Potential Impact Of Brexit On The UK Insurance Industry 2023
With the EU referendum drawing closer, insurers are sitting up and following the news about the possible implications that an exit from the EU could have on the UK insurance market.
Lloyds insurance group has gone on record to state that an exit would damage the insurance market as a whole.
As one of the largest underwriters of insurance policies… when their Chief Risk Officer Sean McGovern issues a statement, the financial sector sits up and takes heed of what’s being reported.
Possible Ramifications of a UK exit from EU
The EU Gender Directive
Right now, sexual discrimination is something everyone is aware of, but not everyone is aware that under the EU Gender Directive, UK insurers cannot discriminate between genders.
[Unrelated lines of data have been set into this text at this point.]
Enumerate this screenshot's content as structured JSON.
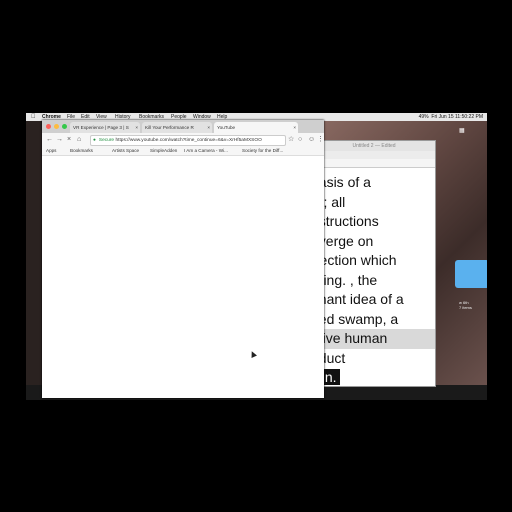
{
  "menubar": {
    "apple": "",
    "items": [
      "Chrome",
      "File",
      "Edit",
      "View",
      "History",
      "Bookmarks",
      "People",
      "Window",
      "Help"
    ],
    "status": "Fri Jun 15 11:50:22 PM",
    "battery": "49%"
  },
  "chrome": {
    "tabs": [
      {
        "label": "VR Experience | Page 3 | S"
      },
      {
        "label": "Kill Your Performance R"
      },
      {
        "label": "YouTube"
      }
    ],
    "url_secure": "Secure",
    "url": "https://www.youtube.com/watch?time_continue=6&v=XrHf5aMXSOO",
    "bookmarks": [
      "Apps",
      "Bookmarks",
      "Artists Space",
      "SimpleAdden",
      "I Am a Camera - Wi...",
      "Society for the Diff..."
    ]
  },
  "document": {
    "title": "Untitled 2 — Edited",
    "lines": [
      "basis of a",
      "rd; all",
      "nstructions",
      "nverge on",
      "rfection which",
      "oring. , the",
      "gnant idea of a",
      "ded swamp, a",
      "ative human",
      "oduct",
      "ain."
    ]
  },
  "desktop": {
    "folder_label": "w 6th\n7 items"
  },
  "colors": {
    "close": "#fc605b",
    "minimize": "#fdbc40",
    "zoom": "#34c84a",
    "folder": "#5ab1ee"
  }
}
In practice, despite the life expectancy gap narrowing, insurers can’t increase a premium because you’re male or female, and statistics indicate you’re likely to live longer or less. That could mean lower premiums for women and increased insurance quotes for men.
Under current legislation, that cannot happen, so every quote, all things being equal, would be the same for either gender.
Solvency II Directive
This Directive has been in the works for years and was only enacted in January 2016. The Solvency II Directive aims to unify the insurance market and protect consumers against insolvency.
As things stand currently, all insurance providers are required to be Solvency II Compliant. The cost of compliance to the insurance market is estimated at around £300 million.
The legislation has been a cause for concern among many large insurers, with some citing the tough regulations that could force them into relocation.
More variety in a single insurance market
As the insurance market within the EU consists of 28 countries combined into one single market, consisting of over 500 million people, there’s plenty of variety in insurance products.
As every insurance product is different to cater to the individual needs of policyholders, the single market offers a greater variety of products.
Moreover, it allows UK insurance firms to sell policies across the Member States without additional requirements or costs for additional regulations oversight.
International Trading Links
While the EU insurance market is a single platform, large nations such as the United States and China have trading links with the UK because it gives direct access to the single market. International trading could be hampered if the UK breaks away from the European Union.
Lloyd’s of London and the International Underwriting Association (IAU)
Lloyd’s of London is a market more than it is a company. Collectively as a group consisting of 94 syndicates, and hundreds of brokers, they have underwritten over £25 Billion of gross premiums (2014). Outside Lloyd’s group, the IAU represents all other insurance firms, including reinsurers.
Both groups agree that exit from the EU would not benefit the insurance market.
Due to international trading links, including Japan, the US, and China, a breakup could see large firms relocate their Head Offices from the UK to other Member states to retain access to the single market as it is now.
There has been significant investment from all insurers to comply with the Solvency II Directive, in addition to the UK’s regulations through the Prudential Regulation Authority, which goes beyond the EU regulations ensuring consumer protection.
As insurers have already spent significant investments to comply with EU Directives, naturally, none want to see that go to waste, which it would in case of a breakup from the European Union.